后来再想想,他未必真的冷血,到底也是组建家庭没有血缘的妹妹。
否则就不会有报复球队大放杀意的血腥场面。
夜沉沉而漫长,她忽然又都想通了。
跨年夜就这样过了。
第二天她还去那所病院申请义务兼职。
没想到那位龚主任很快就同意了。
甚至她都被安排可以进入特护病区,可以见到何秋太太。
大约猜一猜,也只能是盛聿怀安排的了。
看准她会来,也看准了提早打了招呼。
鱼青影垂下眸光,戴好口罩,穿好病院护士服,出门前喷些浅淡的薰香,为的是不刺激到太太。
作为一个母亲,谁也接受不了女儿那样的离世。
太太的执念只是女儿想要得到的,替女儿完成,但真正的还是想要看见完整的鲜活的女儿这唯一的愿望吧。
看过病历后,鱼青影才知道太太不仅精神疾病,还有身体上的疾病,已经发展扩散到了晚期不可愈的乳癌。
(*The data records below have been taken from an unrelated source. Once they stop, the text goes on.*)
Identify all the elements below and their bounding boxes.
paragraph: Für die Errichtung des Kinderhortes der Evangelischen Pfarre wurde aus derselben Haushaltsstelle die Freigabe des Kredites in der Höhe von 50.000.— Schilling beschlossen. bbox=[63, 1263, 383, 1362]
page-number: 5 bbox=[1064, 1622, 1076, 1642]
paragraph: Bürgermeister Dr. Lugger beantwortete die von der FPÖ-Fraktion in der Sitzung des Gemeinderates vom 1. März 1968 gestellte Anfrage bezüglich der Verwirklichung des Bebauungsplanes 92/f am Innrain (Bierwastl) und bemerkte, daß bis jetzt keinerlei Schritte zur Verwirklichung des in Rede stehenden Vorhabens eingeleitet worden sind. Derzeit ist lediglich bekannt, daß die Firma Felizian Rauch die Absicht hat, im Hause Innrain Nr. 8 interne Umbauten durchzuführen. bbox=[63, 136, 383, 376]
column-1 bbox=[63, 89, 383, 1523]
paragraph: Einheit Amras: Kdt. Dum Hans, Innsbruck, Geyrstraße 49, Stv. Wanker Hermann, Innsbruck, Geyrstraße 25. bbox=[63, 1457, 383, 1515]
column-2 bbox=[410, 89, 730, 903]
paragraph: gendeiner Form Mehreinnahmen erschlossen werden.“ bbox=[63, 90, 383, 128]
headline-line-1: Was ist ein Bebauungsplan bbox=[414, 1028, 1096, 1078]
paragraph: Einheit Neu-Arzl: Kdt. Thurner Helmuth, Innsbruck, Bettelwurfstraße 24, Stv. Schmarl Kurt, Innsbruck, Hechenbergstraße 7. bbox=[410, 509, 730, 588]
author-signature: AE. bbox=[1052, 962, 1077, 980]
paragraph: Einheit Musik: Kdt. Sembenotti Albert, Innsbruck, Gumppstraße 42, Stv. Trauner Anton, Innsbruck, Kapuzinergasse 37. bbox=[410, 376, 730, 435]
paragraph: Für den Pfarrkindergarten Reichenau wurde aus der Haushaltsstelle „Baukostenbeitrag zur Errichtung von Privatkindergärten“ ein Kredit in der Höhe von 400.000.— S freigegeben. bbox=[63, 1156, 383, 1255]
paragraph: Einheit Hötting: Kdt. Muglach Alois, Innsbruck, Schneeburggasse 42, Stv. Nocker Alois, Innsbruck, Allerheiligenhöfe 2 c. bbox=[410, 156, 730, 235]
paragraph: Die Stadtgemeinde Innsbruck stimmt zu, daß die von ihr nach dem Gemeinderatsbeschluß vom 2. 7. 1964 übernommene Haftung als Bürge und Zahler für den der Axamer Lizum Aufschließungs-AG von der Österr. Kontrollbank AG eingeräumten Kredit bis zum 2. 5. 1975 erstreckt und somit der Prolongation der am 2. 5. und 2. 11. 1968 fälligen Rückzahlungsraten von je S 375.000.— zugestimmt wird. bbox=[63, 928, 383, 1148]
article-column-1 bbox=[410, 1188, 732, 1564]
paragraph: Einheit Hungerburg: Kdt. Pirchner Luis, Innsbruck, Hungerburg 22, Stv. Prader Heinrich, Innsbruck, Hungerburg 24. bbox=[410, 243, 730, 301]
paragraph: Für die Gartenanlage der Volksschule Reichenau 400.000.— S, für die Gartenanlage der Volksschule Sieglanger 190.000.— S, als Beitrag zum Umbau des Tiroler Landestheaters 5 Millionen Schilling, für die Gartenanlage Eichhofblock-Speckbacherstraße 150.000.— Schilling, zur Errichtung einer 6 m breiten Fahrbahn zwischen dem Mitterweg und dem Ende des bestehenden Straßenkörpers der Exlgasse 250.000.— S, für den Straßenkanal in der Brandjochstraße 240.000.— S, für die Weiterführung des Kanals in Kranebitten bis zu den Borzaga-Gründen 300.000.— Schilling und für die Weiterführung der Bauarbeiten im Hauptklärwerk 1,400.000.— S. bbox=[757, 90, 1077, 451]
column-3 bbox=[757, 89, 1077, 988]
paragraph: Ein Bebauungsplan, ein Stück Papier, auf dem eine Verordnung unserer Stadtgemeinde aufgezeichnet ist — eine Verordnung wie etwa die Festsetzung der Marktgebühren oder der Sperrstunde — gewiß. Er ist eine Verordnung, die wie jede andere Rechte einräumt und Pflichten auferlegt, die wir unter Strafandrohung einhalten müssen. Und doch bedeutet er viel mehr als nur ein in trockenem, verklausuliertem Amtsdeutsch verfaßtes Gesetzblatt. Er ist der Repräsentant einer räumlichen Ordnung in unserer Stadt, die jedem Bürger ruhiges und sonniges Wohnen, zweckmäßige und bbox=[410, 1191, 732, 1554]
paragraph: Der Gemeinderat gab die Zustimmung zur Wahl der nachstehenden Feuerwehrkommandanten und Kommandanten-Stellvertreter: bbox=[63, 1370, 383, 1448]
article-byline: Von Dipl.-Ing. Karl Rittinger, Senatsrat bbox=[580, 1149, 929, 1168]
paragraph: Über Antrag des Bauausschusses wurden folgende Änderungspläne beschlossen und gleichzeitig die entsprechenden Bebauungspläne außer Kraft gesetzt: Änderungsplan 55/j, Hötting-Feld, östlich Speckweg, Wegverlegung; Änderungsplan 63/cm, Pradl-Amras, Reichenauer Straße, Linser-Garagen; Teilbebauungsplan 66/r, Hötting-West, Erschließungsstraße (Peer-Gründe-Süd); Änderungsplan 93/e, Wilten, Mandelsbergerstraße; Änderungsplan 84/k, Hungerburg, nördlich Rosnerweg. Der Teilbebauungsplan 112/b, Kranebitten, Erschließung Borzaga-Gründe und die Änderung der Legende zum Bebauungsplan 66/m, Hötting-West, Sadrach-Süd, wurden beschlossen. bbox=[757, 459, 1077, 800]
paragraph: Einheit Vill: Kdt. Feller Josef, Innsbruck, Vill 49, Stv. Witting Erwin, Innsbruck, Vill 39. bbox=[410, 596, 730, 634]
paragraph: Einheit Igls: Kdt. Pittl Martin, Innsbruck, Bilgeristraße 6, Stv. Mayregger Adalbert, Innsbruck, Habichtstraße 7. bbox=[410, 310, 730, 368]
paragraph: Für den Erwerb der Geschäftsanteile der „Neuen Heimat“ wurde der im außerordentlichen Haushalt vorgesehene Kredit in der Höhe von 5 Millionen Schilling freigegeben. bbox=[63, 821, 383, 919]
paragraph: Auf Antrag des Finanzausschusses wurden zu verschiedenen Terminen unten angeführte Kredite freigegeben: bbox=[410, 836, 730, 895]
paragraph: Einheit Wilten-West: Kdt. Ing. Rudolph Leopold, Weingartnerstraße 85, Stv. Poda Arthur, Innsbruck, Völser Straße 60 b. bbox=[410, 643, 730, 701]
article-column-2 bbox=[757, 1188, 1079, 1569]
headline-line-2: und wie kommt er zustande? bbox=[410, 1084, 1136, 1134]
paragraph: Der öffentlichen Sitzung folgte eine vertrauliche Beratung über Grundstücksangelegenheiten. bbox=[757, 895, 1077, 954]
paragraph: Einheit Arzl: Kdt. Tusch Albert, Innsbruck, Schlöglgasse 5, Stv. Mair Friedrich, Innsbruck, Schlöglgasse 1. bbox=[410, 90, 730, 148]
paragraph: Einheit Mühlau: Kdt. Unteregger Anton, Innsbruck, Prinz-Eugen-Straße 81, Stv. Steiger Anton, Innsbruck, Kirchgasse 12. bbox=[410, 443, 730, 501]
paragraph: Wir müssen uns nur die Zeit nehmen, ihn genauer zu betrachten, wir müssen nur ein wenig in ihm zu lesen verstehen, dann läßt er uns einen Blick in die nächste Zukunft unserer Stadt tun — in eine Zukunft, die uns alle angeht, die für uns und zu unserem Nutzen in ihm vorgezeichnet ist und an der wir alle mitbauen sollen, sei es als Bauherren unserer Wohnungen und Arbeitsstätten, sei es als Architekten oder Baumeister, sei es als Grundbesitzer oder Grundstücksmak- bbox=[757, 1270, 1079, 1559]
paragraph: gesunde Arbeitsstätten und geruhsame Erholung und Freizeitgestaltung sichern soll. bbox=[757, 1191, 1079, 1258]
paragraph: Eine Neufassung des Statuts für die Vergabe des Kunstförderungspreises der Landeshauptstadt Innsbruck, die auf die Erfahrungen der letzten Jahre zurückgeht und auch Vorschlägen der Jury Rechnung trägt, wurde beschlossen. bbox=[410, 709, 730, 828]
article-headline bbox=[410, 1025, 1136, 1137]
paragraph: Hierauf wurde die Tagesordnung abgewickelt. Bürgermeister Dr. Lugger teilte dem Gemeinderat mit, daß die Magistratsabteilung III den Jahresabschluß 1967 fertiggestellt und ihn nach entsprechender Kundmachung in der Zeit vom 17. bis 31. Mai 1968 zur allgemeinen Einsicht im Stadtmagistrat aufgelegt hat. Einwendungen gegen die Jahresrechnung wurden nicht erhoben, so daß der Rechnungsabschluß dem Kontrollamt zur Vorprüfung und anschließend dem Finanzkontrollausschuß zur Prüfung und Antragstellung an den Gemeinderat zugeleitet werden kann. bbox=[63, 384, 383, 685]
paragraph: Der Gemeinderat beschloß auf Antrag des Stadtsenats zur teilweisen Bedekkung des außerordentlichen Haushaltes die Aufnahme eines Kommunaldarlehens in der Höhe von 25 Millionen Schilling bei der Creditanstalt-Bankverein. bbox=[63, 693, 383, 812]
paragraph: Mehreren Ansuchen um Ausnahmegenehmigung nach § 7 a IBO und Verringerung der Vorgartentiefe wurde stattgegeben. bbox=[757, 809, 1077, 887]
积极治疗也许可以延长生命,但这样的精神状态,也许就这两年。
她还是有空的时候就来看看照料太太。
其他时间忙碌自己的事情。
一个月没看见盛聿怀了,他也很忙,忙于京港两地往返,和其他海外项目。
而鱼青影住在公寓,几乎更没见面的机会了。
她想了又想给他发去信息。
「盛先生,那把黑伞什么时候还给您?下雨的时候可以和我说。」
许久许久都没有得到回答。
就在她几乎要觉得盛聿怀不想理她了,几天后收到了回复。
「好,现在。」
鱼青影看见手机里的信息心绪停顿一瞬,深呼吸看向窗外夜景。
没有雨的夜。
她拿捏着手机打下字。
「盛先生在哪里?」
「两小时后机场。」
出差回来了?
鱼青影身体血液和各种情绪波动下,迟疑着停下脚步。
会不会让他以为又要到吸血的时间了?
所以才联系他?
八强赛她们校队已经拿下,顺利进入了四强。
马上也要去欧洲进行更深更大强度的训练。
进入四强的球队,未来在港足踢球都会进入不错的俱乐部。
而拿下精英联赛胜利的冠军球队可以入选参加下一届世界杯女子足球比赛。
这对球员来说是超大的世界舞台,是都想要去竞技享受的机会。
她的联系的时机,会不会让他以为,她又要吸血了。
思绪一闪而过,不管怎样,今夜她不会吸他的血。
至少要忍耐到一周后从国外训练回来再说。
鱼青影去衣柜拿了件外套,拿起玄关处收起来的那把黑伞出门。
她打了车去了机场。
在路上她甚至在想这把黑伞有用武之地吗?
到了停车场,一路有车接送,根本不需要那把伞。
那么大概是一个月的工作行程,疲倦到也许需要一个拥抱而已。
本来是她承诺过的。
她握紧那把黑伞,到得很早,等了许久,几乎要在休息区睡着了。
直到有明星下机,粉丝接机的火热场面,让她清醒过来。
差点裹挟进粉丝人群里。
盛聿怀的助理丁朗过来将她带离出这混乱的场面。
她有些懊恼没接到人。
丁朗见此温和笑着说:“没事的鱼小姐,盛先生走的都是特殊贵宾通道。”
到了停车场。
丁朗替她拉开车门。
她呼吸微凝,上车。
车内气息无形低沉冷冽。
许久不见,坐在后座的男人一身昂贵黑色西装,领带略有些松开。
浑身冷淡疲倦,似乎瘦了一些,下颌线条更加锋利分明。
他原本是微闭着眼眸,听到女孩喊了一声盛先生,他抬眸看了过去,无声无息却又浓稠迫人。
鱼青影上车的动作一顿,迎着他的视线,有一种该不该继续上去的迟疑。